LLM tools

Typed tools for agent loops

agent_loop(...) does not need a bespoke host tool for every deterministic operation. The fastest path is usually to wrap pure stdlib logic in a typed tool and let the model call that tool directly.

This keeps the tool contract explicit:

  • inputs are typed in the tool schema
  • outputs are structured and replayable
  • the implementation stays deterministic because it is ordinary Harn stdlib

Pattern

Build a registry with tool_define(...), give each tool a precise input and output shape, and keep the handler body purely stdlib. For repeated declarative specs, import tool_define_many(...) or tool_registry_from(...) from std/tools.

import "std/vision"

fn deterministic_tools() {
  var tools = tool_registry()

  tools = tool_define(tools, "math::calc", "Deterministic arithmetic", {
    parameters: {
      lhs: {type: "number"},
      rhs: {type: "number"},
      op: {type: "string", enum: ["add", "sub", "mul", "div"]},
    },
    returns: {type: "number"},
    handler: { args ->
      if args.op == "add" { return args.lhs + args.rhs }
      if args.op == "sub" { return args.lhs - args.rhs }
      if args.op == "mul" { return args.lhs * args.rhs }
      if args.op == "div" { return args.lhs / args.rhs }
      throw "unsupported op"
    },
  })

  tools = tool_define(tools, "regex::match", "Regex search over text", {
    parameters: {
      pattern: {type: "string"},
      text: {type: "string"},
    },
    returns: {type: "array", items: {type: "string"}},
    handler: { args -> return regex_match(args.pattern, args.text) ?? [] },
  })

  tools = tool_define(tools, "strings::count_char", "Count a single character", {
    parameters: {
      text: {type: "string"},
      char: {type: "string", minLength: 1, maxLength: 1},
    },
    returns: {type: "integer"},
    handler: { args ->
      require len(args.char) == 1, "char must be exactly one character"
      return split(args.text, args.char).count() - 1
    },
  })

  tools = tool_define(tools, "crypto::sha256", "Hash text as lowercase hex", {
    parameters: {
      text: {type: "string"},
    },
    returns: {type: "string"},
    handler: { args -> return sha256(args.text) },
  })

  tools = tool_define(tools, "vision::ocr", "Read text from an image", {
    parameters: {
      image: {
        description: "Path string or image dict accepted by std/vision.ocr",
      },
      options: {
        type: "object",
        properties: {
          language: {type: "string"},
        },
      },
    },
    returns: {
      type: "object",
      properties: {
        _type: {type: "string"},
        text: {type: "string"},
        blocks: {type: "array"},
        lines: {type: "array"},
        tokens: {type: "array"},
        source: {type: "object"},
        backend: {type: "object"},
        stats: {type: "object"},
      },
    },
    handler: { args -> return ocr(args.image, args.options) },
  })

  return tools
}

Then hand the registry to agent_loop(...):

let result = agent_loop(
  "Read the screenshot, hash the extracted order id, and summarize the UI state.",
  "Use deterministic tools first.
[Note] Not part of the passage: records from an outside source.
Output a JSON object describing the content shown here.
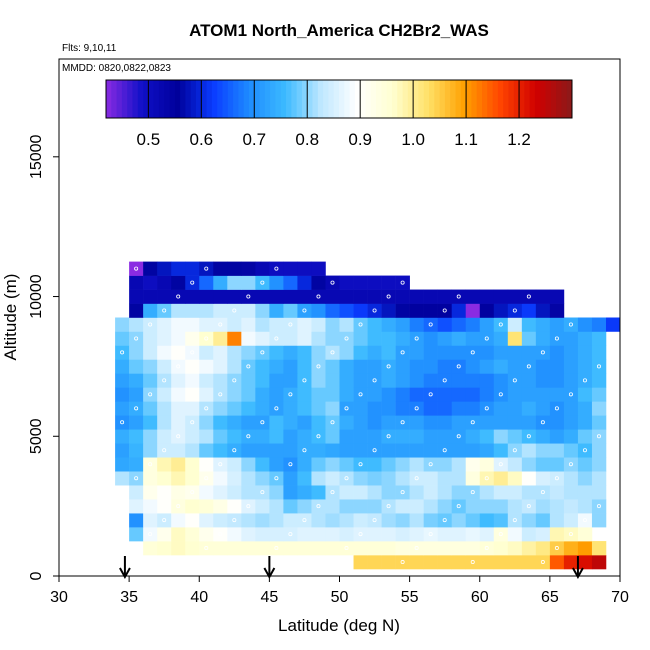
{
  "chart_data": {
    "type": "heatmap",
    "title": "ATOM1 North_America CH2Br2_WAS",
    "subtitle_flights": "Flts: 9,10,11",
    "subtitle_dates": "MMDD: 0820,0822,0823",
    "xlabel": "Latitude (deg N)",
    "ylabel": "Altitude (m)",
    "xlim": [
      30,
      70
    ],
    "ylim": [
      0,
      18500
    ],
    "x_ticks": [
      "30",
      "35",
      "40",
      "45",
      "50",
      "55",
      "60",
      "65",
      "70"
    ],
    "y_ticks": [
      "0",
      "5000",
      "10000",
      "15000"
    ],
    "colorbar": {
      "range": [
        0.42,
        1.3
      ],
      "ticks": [
        "0.5",
        "0.6",
        "0.7",
        "0.8",
        "0.9",
        "1.0",
        "1.1",
        "1.2"
      ],
      "colors": [
        "#8a2be2",
        "#1010c8",
        "#00009b",
        "#0a3cff",
        "#1e8cff",
        "#3cbaff",
        "#bfe8ff",
        "#ffffff",
        "#ffffd0",
        "#ffe066",
        "#ffa000",
        "#ff4500",
        "#d00000",
        "#8b1a1a"
      ]
    },
    "profile_arrows_lat": [
      34.7,
      45,
      67
    ],
    "alt_bins_m": [
      500,
      1000,
      1500,
      2000,
      2500,
      3000,
      3500,
      4000,
      4500,
      5000,
      5500,
      6000,
      6500,
      7000,
      7500,
      8000,
      8500,
      9000,
      9500,
      10000,
      10500,
      11000
    ],
    "lat_bins_start": 34,
    "lat_bin_width": 1,
    "ratio_rows": [
      [
        null,
        null,
        null,
        null,
        null,
        null,
        null,
        null,
        null,
        null,
        null,
        null,
        null,
        null,
        null,
        null,
        null,
        1.04,
        1.04,
        1.04,
        1.04,
        1.04,
        1.04,
        1.04,
        1.04,
        1.04,
        1.04,
        1.04,
        1.04,
        1.04,
        1.04,
        1.15,
        1.2,
        1.22,
        1.25,
        null
      ],
      [
        null,
        null,
        0.95,
        0.96,
        0.97,
        0.96,
        0.95,
        0.95,
        0.95,
        0.95,
        0.95,
        0.95,
        0.95,
        0.95,
        0.95,
        0.95,
        0.95,
        0.95,
        0.95,
        0.95,
        0.94,
        0.94,
        0.94,
        0.94,
        0.94,
        0.94,
        0.95,
        0.96,
        0.97,
        0.99,
        1.01,
        1.05,
        1.08,
        1.1,
        1.02,
        null
      ],
      [
        null,
        0.78,
        0.88,
        0.92,
        0.97,
        0.95,
        0.92,
        0.9,
        0.88,
        0.86,
        0.85,
        0.85,
        0.85,
        0.86,
        0.86,
        0.86,
        0.85,
        0.86,
        0.86,
        0.86,
        0.85,
        0.86,
        0.87,
        0.86,
        0.86,
        0.87,
        0.86,
        0.94,
        0.88,
        0.84,
        0.85,
        0.98,
        0.97,
        0.95,
        null,
        null
      ],
      [
        null,
        0.7,
        0.86,
        0.84,
        0.88,
        0.9,
        0.86,
        0.84,
        0.83,
        0.82,
        0.81,
        0.82,
        0.84,
        0.84,
        0.82,
        0.81,
        0.82,
        0.84,
        0.83,
        0.81,
        0.8,
        0.82,
        0.79,
        0.78,
        0.8,
        0.78,
        0.76,
        0.77,
        0.82,
        0.8,
        0.78,
        0.82,
        0.84,
        0.88,
        0.8,
        null
      ],
      [
        null,
        0.86,
        0.88,
        0.9,
        0.94,
        0.96,
        0.95,
        0.93,
        0.9,
        0.86,
        0.84,
        0.82,
        0.78,
        0.8,
        0.82,
        0.82,
        0.8,
        0.8,
        0.8,
        0.82,
        0.84,
        0.84,
        0.82,
        0.8,
        0.78,
        0.8,
        0.8,
        0.8,
        0.82,
        0.83,
        0.81,
        0.82,
        0.83,
        0.82,
        0.8,
        null
      ],
      [
        null,
        0.84,
        0.92,
        0.9,
        0.93,
        0.92,
        0.88,
        0.86,
        0.84,
        0.82,
        0.82,
        0.8,
        0.72,
        0.74,
        0.76,
        0.82,
        0.84,
        0.84,
        0.82,
        0.8,
        0.8,
        0.82,
        0.84,
        0.82,
        0.8,
        0.8,
        0.82,
        0.84,
        0.84,
        0.82,
        0.82,
        0.83,
        0.82,
        0.82,
        0.82,
        null
      ],
      [
        0.82,
        0.8,
        0.94,
        0.96,
        0.98,
        0.96,
        0.92,
        0.88,
        0.85,
        0.82,
        0.8,
        0.78,
        0.72,
        0.76,
        0.82,
        0.84,
        0.82,
        0.8,
        0.79,
        0.8,
        0.82,
        0.84,
        0.84,
        0.82,
        0.82,
        0.94,
        0.98,
        1.0,
        0.97,
        0.9,
        0.85,
        0.84,
        0.82,
        0.8,
        0.82,
        null
      ],
      [
        0.73,
        0.74,
        0.94,
        0.98,
        1.0,
        0.96,
        0.9,
        0.86,
        0.84,
        0.8,
        0.76,
        0.72,
        0.7,
        0.74,
        0.78,
        0.8,
        0.78,
        0.76,
        0.76,
        0.78,
        0.8,
        0.82,
        0.8,
        0.8,
        0.82,
        0.92,
        0.94,
        0.86,
        0.83,
        0.8,
        0.78,
        0.78,
        0.8,
        0.78,
        0.8,
        null
      ],
      [
        0.72,
        0.75,
        0.8,
        0.84,
        0.84,
        0.82,
        0.78,
        0.76,
        0.74,
        0.72,
        0.72,
        0.72,
        0.72,
        0.74,
        0.74,
        0.73,
        0.72,
        0.72,
        0.72,
        0.72,
        0.72,
        0.72,
        0.72,
        0.72,
        0.72,
        0.72,
        0.73,
        0.76,
        0.8,
        0.82,
        0.8,
        0.8,
        0.78,
        0.76,
        0.8,
        null
      ],
      [
        0.74,
        0.76,
        0.8,
        0.84,
        0.86,
        0.84,
        0.82,
        0.78,
        0.76,
        0.74,
        0.74,
        0.76,
        0.72,
        0.74,
        0.76,
        0.78,
        0.72,
        0.72,
        0.72,
        0.74,
        0.74,
        0.74,
        0.72,
        0.72,
        0.72,
        0.74,
        0.76,
        0.8,
        0.78,
        0.76,
        0.74,
        0.72,
        0.74,
        0.78,
        0.8,
        null
      ],
      [
        0.7,
        0.72,
        0.76,
        0.82,
        0.86,
        0.84,
        0.8,
        0.76,
        0.74,
        0.72,
        0.72,
        0.76,
        0.74,
        0.72,
        0.76,
        0.78,
        0.74,
        0.72,
        0.7,
        0.72,
        0.72,
        0.72,
        0.7,
        0.7,
        0.72,
        0.72,
        0.72,
        0.72,
        0.72,
        0.72,
        0.7,
        0.7,
        0.72,
        0.74,
        0.78,
        null
      ],
      [
        0.72,
        0.74,
        0.78,
        0.82,
        0.86,
        0.86,
        0.82,
        0.8,
        0.78,
        0.76,
        0.74,
        0.72,
        0.74,
        0.76,
        0.78,
        0.8,
        0.72,
        0.72,
        0.7,
        0.7,
        0.68,
        0.68,
        0.66,
        0.66,
        0.68,
        0.68,
        0.7,
        0.72,
        0.72,
        0.74,
        0.72,
        0.7,
        0.72,
        0.74,
        0.8,
        null
      ],
      [
        0.7,
        0.72,
        0.8,
        0.84,
        0.88,
        0.9,
        0.86,
        0.82,
        0.8,
        0.78,
        0.74,
        0.72,
        0.74,
        0.76,
        0.78,
        0.78,
        0.74,
        0.72,
        0.72,
        0.7,
        0.68,
        0.66,
        0.66,
        0.66,
        0.66,
        0.66,
        0.68,
        0.7,
        0.72,
        0.72,
        0.72,
        0.72,
        0.72,
        0.76,
        0.78,
        null
      ],
      [
        0.72,
        0.74,
        0.78,
        0.82,
        0.86,
        0.88,
        0.84,
        0.82,
        0.8,
        0.78,
        0.76,
        0.72,
        0.72,
        0.76,
        0.8,
        0.78,
        0.74,
        0.72,
        0.72,
        0.74,
        0.72,
        0.7,
        0.68,
        0.68,
        0.68,
        0.68,
        0.68,
        0.7,
        0.72,
        0.72,
        0.7,
        0.7,
        0.72,
        0.74,
        0.76,
        null
      ],
      [
        0.74,
        0.78,
        0.8,
        0.84,
        0.88,
        0.9,
        0.88,
        0.86,
        0.82,
        0.78,
        0.76,
        0.74,
        0.72,
        0.76,
        0.8,
        0.78,
        0.74,
        0.72,
        0.72,
        0.74,
        0.72,
        0.7,
        0.7,
        0.68,
        0.68,
        0.7,
        0.72,
        0.74,
        0.72,
        0.72,
        0.7,
        0.7,
        0.72,
        0.74,
        0.76,
        null
      ],
      [
        0.76,
        0.8,
        0.84,
        0.88,
        0.9,
        0.88,
        0.84,
        0.86,
        0.82,
        0.8,
        0.78,
        0.76,
        0.74,
        0.76,
        0.8,
        0.82,
        0.8,
        0.76,
        0.74,
        0.76,
        0.72,
        0.72,
        0.7,
        0.7,
        0.7,
        0.7,
        0.7,
        0.72,
        0.72,
        0.72,
        0.72,
        0.7,
        0.72,
        0.74,
        0.76,
        null
      ],
      [
        0.78,
        0.8,
        0.84,
        0.86,
        0.88,
        0.92,
        0.96,
        1.0,
        1.12,
        0.88,
        0.86,
        0.84,
        0.84,
        0.86,
        0.82,
        0.8,
        0.8,
        0.78,
        0.76,
        0.76,
        0.74,
        0.72,
        0.7,
        0.72,
        0.74,
        0.72,
        0.72,
        0.74,
        1.02,
        0.78,
        0.74,
        0.72,
        0.72,
        0.74,
        0.76,
        null
      ],
      [
        0.8,
        0.82,
        0.84,
        0.86,
        0.88,
        0.88,
        0.86,
        0.86,
        0.84,
        0.86,
        0.82,
        0.84,
        0.84,
        0.86,
        0.84,
        0.8,
        0.82,
        0.78,
        0.76,
        0.74,
        0.72,
        0.68,
        0.66,
        0.64,
        0.66,
        0.68,
        0.72,
        0.76,
        0.84,
        0.76,
        0.74,
        0.72,
        0.74,
        0.7,
        0.68,
        0.62
      ],
      [
        null,
        0.56,
        0.74,
        0.78,
        0.82,
        0.82,
        0.82,
        0.84,
        0.84,
        0.84,
        0.8,
        0.74,
        0.78,
        0.72,
        0.7,
        0.66,
        0.64,
        0.62,
        0.6,
        0.58,
        0.56,
        0.55,
        0.55,
        0.55,
        0.6,
        0.42,
        0.55,
        0.58,
        0.6,
        0.62,
        0.58,
        0.54,
        null,
        null,
        null,
        null
      ],
      [
        null,
        0.52,
        0.52,
        0.52,
        0.52,
        0.52,
        0.52,
        0.52,
        0.52,
        0.52,
        0.52,
        0.52,
        0.52,
        0.52,
        0.52,
        0.52,
        0.52,
        0.52,
        0.52,
        0.52,
        0.52,
        0.52,
        0.52,
        0.52,
        0.52,
        0.52,
        0.52,
        0.52,
        0.52,
        0.52,
        0.52,
        0.52,
        null,
        null,
        null,
        null
      ],
      [
        null,
        0.52,
        0.5,
        0.52,
        0.56,
        0.6,
        0.66,
        0.74,
        0.8,
        0.8,
        0.76,
        0.7,
        0.66,
        0.6,
        0.56,
        0.52,
        0.5,
        0.5,
        0.5,
        0.5,
        0.5,
        null,
        null,
        null,
        null,
        null,
        null,
        null,
        null,
        null,
        null,
        null,
        null,
        null,
        null,
        null
      ],
      [
        null,
        0.42,
        0.56,
        0.58,
        0.6,
        0.6,
        0.58,
        0.56,
        0.56,
        0.54,
        0.52,
        0.5,
        0.5,
        0.5,
        0.5,
        null,
        null,
        null,
        null,
        null,
        null,
        null,
        null,
        null,
        null,
        null,
        null,
        null,
        null,
        null,
        null,
        null,
        null,
        null,
        null,
        null
      ]
    ]
  }
}
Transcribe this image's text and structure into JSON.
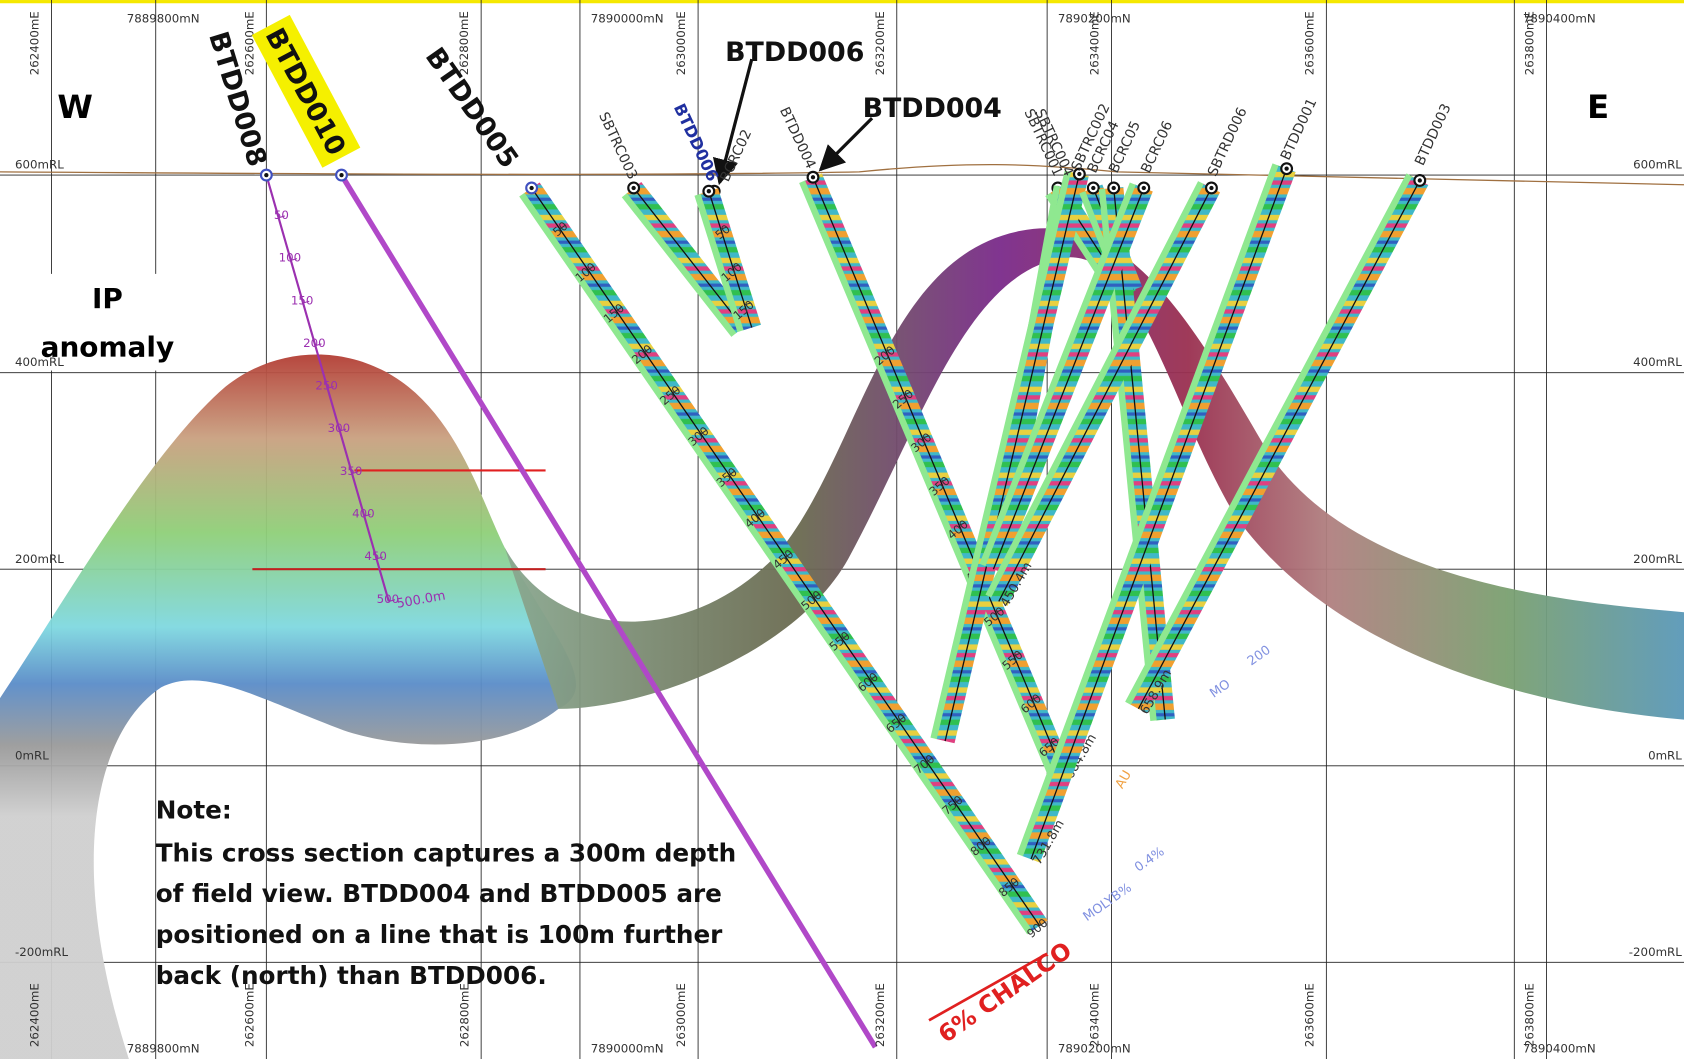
{
  "labels": {
    "west": "W",
    "east": "E",
    "ip_anomaly": [
      "IP",
      "anomaly"
    ],
    "chalco": "6% CHALCO"
  },
  "grid": {
    "elevations": [
      "600mRL",
      "400mRL",
      "200mRL",
      "0mRL",
      "-200mRL"
    ],
    "northings": [
      "7889800mN",
      "7890000mN",
      "7890200mN",
      "7890400mN"
    ],
    "eastings": [
      "262400mE",
      "262600mE",
      "262800mE",
      "263000mE",
      "263200mE",
      "263400mE",
      "263600mE",
      "263800mE"
    ]
  },
  "drillholes": [
    {
      "name": "BTDD008",
      "depth_ticks": [
        50,
        100,
        150,
        200,
        250,
        300,
        350,
        400,
        450,
        500
      ],
      "end_label": "500.0m"
    },
    {
      "name": "BTDD010"
    },
    {
      "name": "BTDD005",
      "depth_ticks": [
        50,
        100,
        150,
        200,
        250,
        300,
        350,
        400,
        450,
        500,
        550,
        600,
        650,
        700,
        750,
        800,
        850,
        900
      ]
    },
    {
      "name": "SBTRC003"
    },
    {
      "name": "BTDD006"
    },
    {
      "name": "BCRC02",
      "depth_ticks": [
        50,
        100,
        150
      ]
    },
    {
      "name": "BTDD004",
      "depth_ticks": [
        200,
        250,
        300,
        350,
        400,
        450,
        500,
        550,
        600,
        650
      ],
      "end_label": "684.8m"
    },
    {
      "name": "SBTRC001"
    },
    {
      "name": "SBTRC004"
    },
    {
      "name": "SBTRC002"
    },
    {
      "name": "BCRC04"
    },
    {
      "name": "BCRC05"
    },
    {
      "name": "BCRC06"
    },
    {
      "name": "SBTRD006",
      "end_label": "450.4m"
    },
    {
      "name": "BTDD001",
      "end_label": "731.8m"
    },
    {
      "name": "BTDD003",
      "end_label": "658.9m"
    }
  ],
  "annotations": {
    "au": "AU",
    "mo": "MO",
    "mo_scale": "200",
    "molyb": "MOLYB%",
    "molyb_scale": "0.4%"
  },
  "note": {
    "title": "Note:",
    "lines": [
      "This cross section captures a 300m depth",
      "of field view.  BTDD004 and BTDD005 are",
      "positioned on a line that is 100m further",
      "back (north) than BTDD006."
    ]
  }
}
Prefer pure stdlib tools over free-form reasoning when possible.",
  {
    loop_until_done: true,
    tools: deterministic_tools(),
    max_iterations: 12,
  }
)

log(result.text)

Why this works

  • math::calc, regex::match, strings::count_char, and crypto::sha256 stay fully deterministic because they are just stdlib code.
  • vision::ocr returns StructuredText with token, line, and block structure so the model can branch on fields in the tool result.
  • The current OCR backend shells out to tesseract, but the runtime keeps the backend pluggable, runs it through the process sandbox under an active handler policy, and records OCR metadata plus structured output on audit.vision_ocr when an event log is active.

Guidance

  • Reach for typed stdlib tools before inventing a new MCP server or host bridge surface.
  • Keep tool names product-facing and stable even if the handler body is simple.
  • Return structured dicts or lists with concrete schemas so the model (and later pipeline steps) can branch on fields instead of scraping prose strings.

Host-backed tool helpers

Harnesses that need filesystem, git, search, or command execution tools can use the packaged hostlib wrappers instead of hand-rolling tool registries. Import std/agent/host_tools and choose the narrowest helper:

import { agent_command_tools, agent_host_tools } from "std/agent/host_tools"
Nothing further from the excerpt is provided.